TGWU leader Tony Woodley told the mass meeting of locked out Gate Gourmet workers yesterday afternoon that the sell out deal he has negotiated for mass sackings ‘is not a perfect solution to mission impossible.’
He added: ‘It is a package that eventually every individual member must accept.’
Coming out of the meeting, angry TGWU Gate Gourmet workers spoke to News Line.
Raj said: ‘It’s not a good deal. There are more threats. They are trying to take away our rights.’
Gurdev said: ‘It’s just the same as at Sky Chefs, sold out by the union leaders.’
Baldev said: ‘People asked questions which Gold didn’t answer properly. There were no satisfactory answers. People said: what chance, if we are included in the 144 compulsory redundancies, have we got of getting jobs on the airport? Gold said he could give no guarantee. I may be one of those in the list of compulsory redundancies, I don’t know. The union is allowing the company to pick and choose. It’s not right. The compensation package is rubbish and the company survival plan means speed ups for those who go back.’
Mr F Singh said: ‘The union is meant to fight compulsory redundancies.

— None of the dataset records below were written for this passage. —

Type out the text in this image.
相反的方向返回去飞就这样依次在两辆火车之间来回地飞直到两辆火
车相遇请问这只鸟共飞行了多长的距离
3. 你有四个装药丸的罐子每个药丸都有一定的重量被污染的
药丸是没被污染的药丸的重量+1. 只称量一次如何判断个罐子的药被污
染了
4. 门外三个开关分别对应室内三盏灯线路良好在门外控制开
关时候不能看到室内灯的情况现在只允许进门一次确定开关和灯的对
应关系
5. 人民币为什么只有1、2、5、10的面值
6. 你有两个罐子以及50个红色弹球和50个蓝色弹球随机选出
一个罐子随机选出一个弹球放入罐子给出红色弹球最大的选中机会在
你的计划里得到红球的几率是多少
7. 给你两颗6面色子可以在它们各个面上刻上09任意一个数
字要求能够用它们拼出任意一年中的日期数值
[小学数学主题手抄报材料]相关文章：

Nobody knows if they are included in the 144. Gold said the shop stewards backed the deal. It’s not true. Only some of the senior shop stewards support it.’
Brendan Gold, the TGWU’s head of civil aviation told the meeting: ‘First of all I want to thank Brendan Barber of the TUC who has been fully involved. He added that there was no legal way back. and that the ‘Company can selectively rehire from 9th November 2005.’

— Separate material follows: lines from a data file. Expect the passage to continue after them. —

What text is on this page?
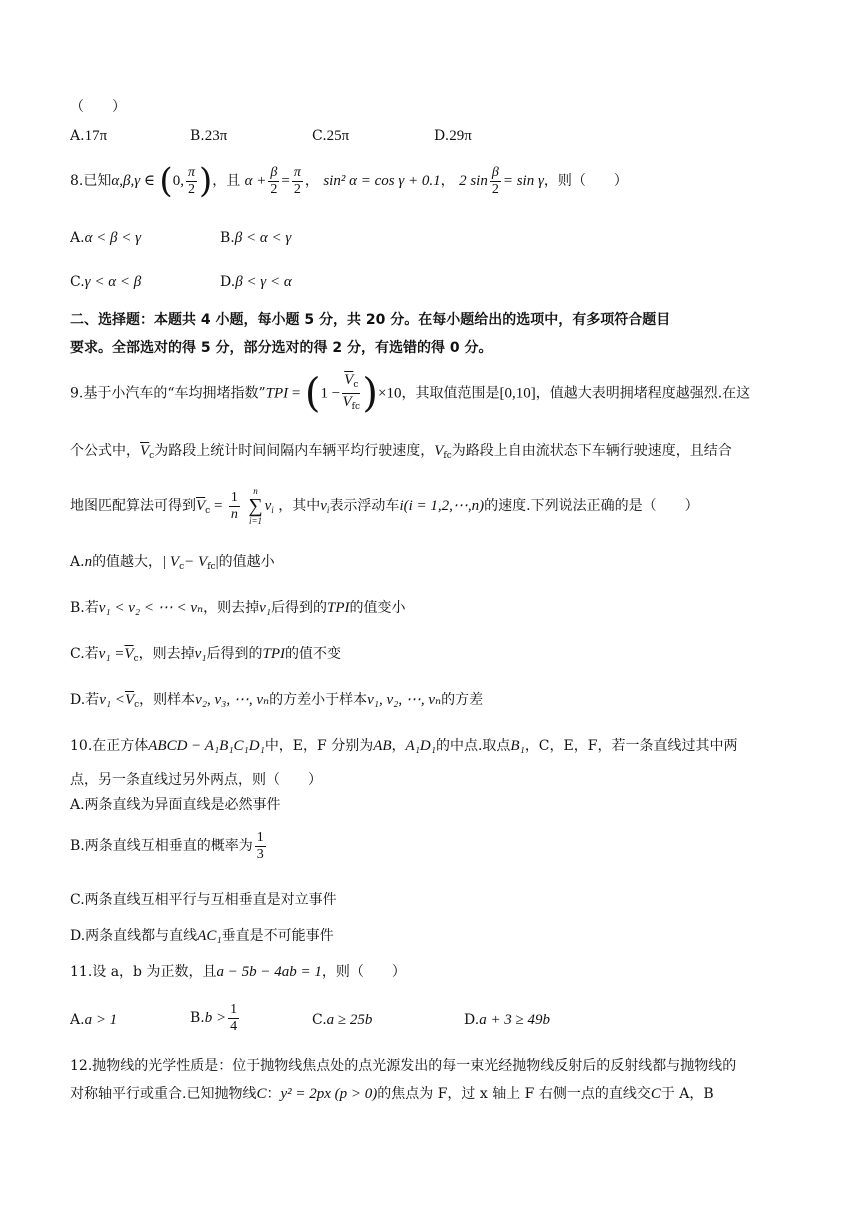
（　　）
A.17π	B.23π	C.25π	D.29π
8.已知α,β,γ ∈ (0, $\frac{\pi}{2}$ )，且 $\alpha + \frac{\beta}{2} = \frac{\pi}{2}$ ， sin² α = cos γ + 0.1， 2 $\sin \frac{\beta}{2} = \sin \gamma$，则（　　）
A.α < β < γ	B.β < α < γ
C.γ < α < β	D.β < γ < α
二、选择题：本题共 4 小题，每小题 5 分，共 20 分。在每小题给出的选项中，有多项符合题目
要求。全部选对的得 5 分，部分选对的得 2 分，有选错的得 0 分。
9.基于小汽车的“车均拥堵指数”TPI = $(1 - \frac{\overline{V}_c}{V_{fc}} )\times 10$，其取值范围是[0,10]，值越大表明拥堵程度越强烈.在这
个公式中，$\overline{V}_c$为路段上统计时间间隔内车辆平均行驶速度，$V_{fc}$为路段上自由流状态下车辆行驶速度，且结合
地图匹配算法可得到$\overline{V}_c = \frac{1}{n}$
	n
∑
i=1
$v_i$ ，其中$v_i$表示浮动车i(i = 1,2,⋯,n)的速度.下列说法正确的是（　　）
A.n的值越大，| $V_c- V_{fc}|$的值越小
B.若v₁ < v₂ < ⋯ < vₙ，则去掉v₁后得到的TPI的值变小
C.若$v_1 =\overline{V}_c$，则去掉v₁后得到的TPI的值不变
D.若$v_1 <\overline{V}_c$，则样本v₂, v₃, ⋯, vₙ的方差小于样本v₁, v₂, ⋯, vₙ的方差
10.在正方体ABCD − A₁B₁C₁D₁中，E，F 分别为AB，A₁D₁的中点.取点B₁，C，E，F，若一条直线过其中两
点，另一条直线过另外两点，则（　　）
A.两条直线为异面直线是必然事件
B.两条直线互相垂直的概率为 $\frac{1}{3}$
C.两条直线互相平行与互相垂直是对立事件
D.两条直线都与直线AC₁垂直是不可能事件
11.设 a，b 为正数，且a − 5b − 4ab = 1，则（　　）
A.a > 1	$B.b > \frac{1}{4}$	C.a ≥ 25b	D.a + 3 ≥ 49b
12.抛物线的光学性质是：位于抛物线焦点处的点光源发出的每一束光经抛物线反射后的反射线都与抛物线的
对称轴平行或重合.已知抛物线C：y² = 2px (p > 0)的焦点为 F，过 x 轴上 F 右侧一点的直线交C于 A，B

He continued that a compromise agreement must be signed by all workers. He said that re-engagement will be on the same pay and conditions and that there was an agreement that ‘you can return on an equivalent grade, but that the future survival plan would have to be ratified’.

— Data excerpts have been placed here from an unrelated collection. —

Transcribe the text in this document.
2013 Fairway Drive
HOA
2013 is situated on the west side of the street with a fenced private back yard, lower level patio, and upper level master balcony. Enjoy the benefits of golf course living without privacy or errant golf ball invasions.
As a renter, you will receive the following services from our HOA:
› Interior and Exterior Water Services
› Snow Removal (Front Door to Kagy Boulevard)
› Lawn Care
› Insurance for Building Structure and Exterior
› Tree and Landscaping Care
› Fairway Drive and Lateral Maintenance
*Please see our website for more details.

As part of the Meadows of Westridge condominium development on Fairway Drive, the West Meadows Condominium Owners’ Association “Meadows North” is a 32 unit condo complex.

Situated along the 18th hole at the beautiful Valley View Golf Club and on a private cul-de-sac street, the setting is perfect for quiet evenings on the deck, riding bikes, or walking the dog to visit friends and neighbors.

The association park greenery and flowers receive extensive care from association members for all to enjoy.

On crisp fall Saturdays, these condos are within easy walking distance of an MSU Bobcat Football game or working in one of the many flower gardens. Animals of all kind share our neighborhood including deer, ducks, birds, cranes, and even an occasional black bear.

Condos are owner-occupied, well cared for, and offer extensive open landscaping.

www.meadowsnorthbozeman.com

Brendan Barber, TUC general secretary, speaking in the meeting of the Gate Gourmet workers, said: ‘It is impossible to answer questions about conditions people will return to. This agreement provides 400 jobs. It is not perfect and doesn’t deal with bitter anger and resentment in here. If you reject, there will be no compensation and no chance of reinstatement. This deal is better than any alternative.’
Under heavy pressure from the trade union bureaucracy the meeting voted to accept the deal overwhelmingly.
A TGWU official told the media that 144 people will be getting compulsory redundancy. ‘These have been chosen by objective critera’ that the union helped to draw up ‘based on measurable criteria, disciplinary records and attendance etc,. She also said that ‘The deal must be agreed by October 10th and that every individual involved in the dispute would have to sign the deal.’